How are jurors selected?
There are two steps in the jury selection process. The ﬁrst step is taken when a person’s name is placed on a list to be summoned for jury duty. The second step is taken when a person is chosen for jury duty in an individual case.
Jury lists represent a random computer selection of persons living within a given area based upon lists of names supplied by the Department of the Secretary of State Bureau of Motor Vehicles. These lists include the names of licensed Maine drivers, people with Maine ID cards, and people who have asked to be eligible for jury service. Each person selected is sent a questionnaire, which must be completed and returned, and sent a summons, which instructs the prospective juror to report for jury service on a speciﬁc date, at a speciﬁc time and court location.
People who need to be excused from jury duty must contact the court clerk before re- porting to jury duty. The clerk may excuse or postpone service, and in some cases will seek the approval of the judge. A certain minimum number of jurors is required for different proceedings. For this reason, excuses are granted only for serious reasons.
If you have a substantial mental or physical handicap, which may affect your ability to serve as a juror, please bring this to the attention of the clerk as soon as possible. However, the courts generally can accommodate jurors with a wide range of physical limitations. Please speak to the clerk if you have any concerns of this nature. Also, bear in mind that all jurors serve at some degree of economic hardship. For that reason, the court cannot excuse you from jury service merely because you may incur economic difﬁculty unless the hardship is extreme. For jurors with signiﬁcant ﬁnancial hardships, the court can often fashion limited service, which will minimize the impact of service. Again, please speak to the clerk before your date of service if you have any concerns.
When a person reports for jury duty, that person becomes a member of a jury pool. Members of the pool are brought before a judge, who speaks with them about jury service.
Once the judge has instructed the jury, jury selection will begin with the voir dire examination. Generally, voir dire involves questions addressed to the jury by the judge. In some cases, the judge, the attorneys, or both may ask questions of the entire group. In some cases, jurors are questioned individually, while all other jurors remain out of the courtroom.
The purpose of voir dire is to discover if there are reasons why any juror cannot be fair about the case. If you cannot be objective about the case, or if you have a personal interest in it, you should tell the judge at this time. Jurors may be removed by challenge for cause. This means there are reasons why the juror may not be able to be impartial and fair. There is no limit to the number of jurors who may be challenged for cause. A second way a juror may be removed is by peremptory challenge. Each party is allowed a certain number of these challenges, which require that a juror be excused without explanation. If you are challenged, do not be offended. Each lawyer is trying to help his or her client’s case. Being challenged should not be considered as an unfavorable reﬂection of your character.
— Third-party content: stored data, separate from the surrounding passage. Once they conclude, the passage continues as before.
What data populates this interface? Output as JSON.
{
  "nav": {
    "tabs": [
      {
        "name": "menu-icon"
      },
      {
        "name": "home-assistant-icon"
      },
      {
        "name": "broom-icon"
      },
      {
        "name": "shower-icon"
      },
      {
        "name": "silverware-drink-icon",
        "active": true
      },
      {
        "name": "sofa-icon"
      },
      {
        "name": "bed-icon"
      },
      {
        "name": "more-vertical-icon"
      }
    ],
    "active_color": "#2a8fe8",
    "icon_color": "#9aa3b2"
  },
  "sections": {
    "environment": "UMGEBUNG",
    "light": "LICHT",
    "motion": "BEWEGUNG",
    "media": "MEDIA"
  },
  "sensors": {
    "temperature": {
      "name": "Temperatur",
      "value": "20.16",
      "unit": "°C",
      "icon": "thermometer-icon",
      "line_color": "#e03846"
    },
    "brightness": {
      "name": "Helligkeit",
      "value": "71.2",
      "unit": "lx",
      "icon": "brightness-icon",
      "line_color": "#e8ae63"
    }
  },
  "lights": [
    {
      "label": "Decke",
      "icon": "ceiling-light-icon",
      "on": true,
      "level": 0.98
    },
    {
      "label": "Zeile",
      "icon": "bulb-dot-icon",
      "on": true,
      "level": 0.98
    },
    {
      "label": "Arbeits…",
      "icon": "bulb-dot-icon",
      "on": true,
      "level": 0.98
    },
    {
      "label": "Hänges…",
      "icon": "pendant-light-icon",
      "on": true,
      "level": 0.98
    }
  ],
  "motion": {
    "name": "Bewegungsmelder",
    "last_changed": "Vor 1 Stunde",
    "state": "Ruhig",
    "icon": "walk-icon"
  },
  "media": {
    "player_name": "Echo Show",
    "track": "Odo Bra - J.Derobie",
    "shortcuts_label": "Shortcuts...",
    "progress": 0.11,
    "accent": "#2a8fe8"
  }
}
In all criminal cases, twelve jurors are selected and impaneled, unless the parties agree to a lesser number. In civil actions, a minimum of eight jurors are selected and impaneled, unless the parties agree to a lesser number. Alternate jurors may be impaneled so that the trial can continue if a member of the regular panel must be excused.
After voir dire, the selected people, who will make up the jury panel, are given the Juror’s Solemn Oath. Jurors who do not wish to swear the oath may request to afﬁrm their support of it.
After the oath is sworn, the jury has been impaneled. This means the jury is ofﬁcial. Now the trial will begin.